Irritable bowel syndrome (IBS) is a condition that significantly impacts the lifestyle, health, and habits of numerous individuals worldwide. Its diagnosis and classification are based on the Rome criteria, updated periodically to reflect new research findings in this field. IBS can be classified into different types based on symptoms, each with distinct treatment approaches and some differences in their pathophysiology. The exact pathological background of IBS remains unclear, with many aspects still unknown. Recent research developments suggest that disorders in the brain-gut-microbiota axis are key contributors to the symptoms and severity of IBS. The central nervous system (CNS) interacts bidirectionally with intestinal processes within the lumen and the intestinal wall, with the autonomic nervous system, particularly the vagus nerve, playing an important role. However, the enteric nervous system (ENS) is also crucial in the pathophysiological pathway of IBS. The apeline-corticotropin-releasing factor (CRF)-toll-like receptor 4 (TLR4) signaling route via enteric glia and serotonin production in enteroendocrine cells at the enteric barrier are among the most well-understood new findings that affect IBS through the ENS. Additionally, the microbiota regulates neuronal signals, modifying enteric function by altering the number of enteric bacteria and other mechanisms. Given the limited therapeutic options currently available, it is essential to identify new treatment targets, with the brain-gut axis, particularly the enteric nervous system, being a promising focus. This study aims to delineate the molecular mechanisms that induce IBS and to suggest potential targets for future research and treatment of this potentially debilitating disease.

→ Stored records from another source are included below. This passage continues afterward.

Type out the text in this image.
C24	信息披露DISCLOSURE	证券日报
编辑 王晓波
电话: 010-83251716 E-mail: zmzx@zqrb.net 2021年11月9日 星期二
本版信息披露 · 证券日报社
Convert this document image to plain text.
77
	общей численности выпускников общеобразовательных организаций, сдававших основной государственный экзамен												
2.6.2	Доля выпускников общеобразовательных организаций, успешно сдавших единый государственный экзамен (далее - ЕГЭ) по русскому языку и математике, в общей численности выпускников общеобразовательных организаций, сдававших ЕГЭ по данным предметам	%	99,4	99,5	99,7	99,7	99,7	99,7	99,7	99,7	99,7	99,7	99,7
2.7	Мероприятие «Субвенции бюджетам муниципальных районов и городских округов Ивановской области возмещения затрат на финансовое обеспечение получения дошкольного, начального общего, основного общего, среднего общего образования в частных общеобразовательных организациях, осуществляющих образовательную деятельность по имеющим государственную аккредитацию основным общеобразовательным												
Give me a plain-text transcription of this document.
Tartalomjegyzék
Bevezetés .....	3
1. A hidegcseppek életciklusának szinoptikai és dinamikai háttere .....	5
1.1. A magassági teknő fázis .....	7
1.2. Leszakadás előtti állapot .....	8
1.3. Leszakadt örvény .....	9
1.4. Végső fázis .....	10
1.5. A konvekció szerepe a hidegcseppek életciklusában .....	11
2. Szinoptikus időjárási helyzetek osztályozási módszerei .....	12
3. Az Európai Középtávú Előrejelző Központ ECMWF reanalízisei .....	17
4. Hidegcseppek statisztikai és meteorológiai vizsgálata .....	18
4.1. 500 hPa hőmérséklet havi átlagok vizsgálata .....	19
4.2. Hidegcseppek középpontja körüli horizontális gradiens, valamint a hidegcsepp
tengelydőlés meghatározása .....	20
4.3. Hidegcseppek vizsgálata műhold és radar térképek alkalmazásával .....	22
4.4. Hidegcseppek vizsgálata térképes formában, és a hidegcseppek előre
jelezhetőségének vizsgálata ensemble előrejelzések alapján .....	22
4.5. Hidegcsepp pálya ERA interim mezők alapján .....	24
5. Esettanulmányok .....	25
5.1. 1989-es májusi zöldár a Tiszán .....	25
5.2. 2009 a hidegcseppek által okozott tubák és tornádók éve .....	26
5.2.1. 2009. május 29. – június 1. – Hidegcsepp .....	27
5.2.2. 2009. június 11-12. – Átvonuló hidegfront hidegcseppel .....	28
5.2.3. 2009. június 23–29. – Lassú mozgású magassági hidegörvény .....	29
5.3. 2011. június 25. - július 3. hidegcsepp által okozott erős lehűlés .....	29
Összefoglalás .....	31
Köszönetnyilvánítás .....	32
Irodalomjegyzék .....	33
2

Keywords: central nervous system; enteric nervous cells; enteric nervous system; gut microbiota; irritable bowel syndrome; management; mechanisms; signaling.

Figure 1

Impact of enteric nervous cells on irritable bowel syndrome (IBS) and the role of microbiota. The diagram illustrates the intricate interactions between enteric nervous cells, the gut microbiota, and immune responses, and their impact on irritable bowel syndrome (IBS). The bidirectional relationship between the gut microbiota and the enteric nervous system (ENS) is highlighted, emphasizing how microbial metabolites, immune activation, and neuroimmune interactions contribute to the pathophysiology of IBS. Diet influences the gut microbiome, leading to the production of short-chain fatty acids (SCFAs) and other microbial metabolites, which are crucial for maintaining gut health and modulating the ENS. Alterations in the microbiota can increase intestinal permeability, allowing lipopolysaccharides (LPSs) to cross the epithelial barrier. LPSs activate immune cells such as macrophages, dendritic cells (DCs), T cells, and mast cells, resulting in the release of proinflammatory cytokines. Enteric nervous cells play significant roles in gut physiology and pathology. Serotonin (5-HT), which is released by the enteroendocrine cells, modulates gut motility and sensitivity. Corticotropin-releasing factor (CRF) increases the intestinal permeability and promotes the inflammatory responses through the toll-like receptor 4 (TLR4)-mediated signaling. Brain-derived neurotrophic factor (BDNF) supports neuroplasticity, modulates sensory neurons, and helps maintain the intestinal barrier. Apelin helps mitigate barrier function disruption, preventing bacterial translocation and TLR activation. TLR4 recognizes LPSs, initiating innate immune responses and increasing the production of proinflammatory cytokines. Created with BioRender.com (accessed on 26 August 2024).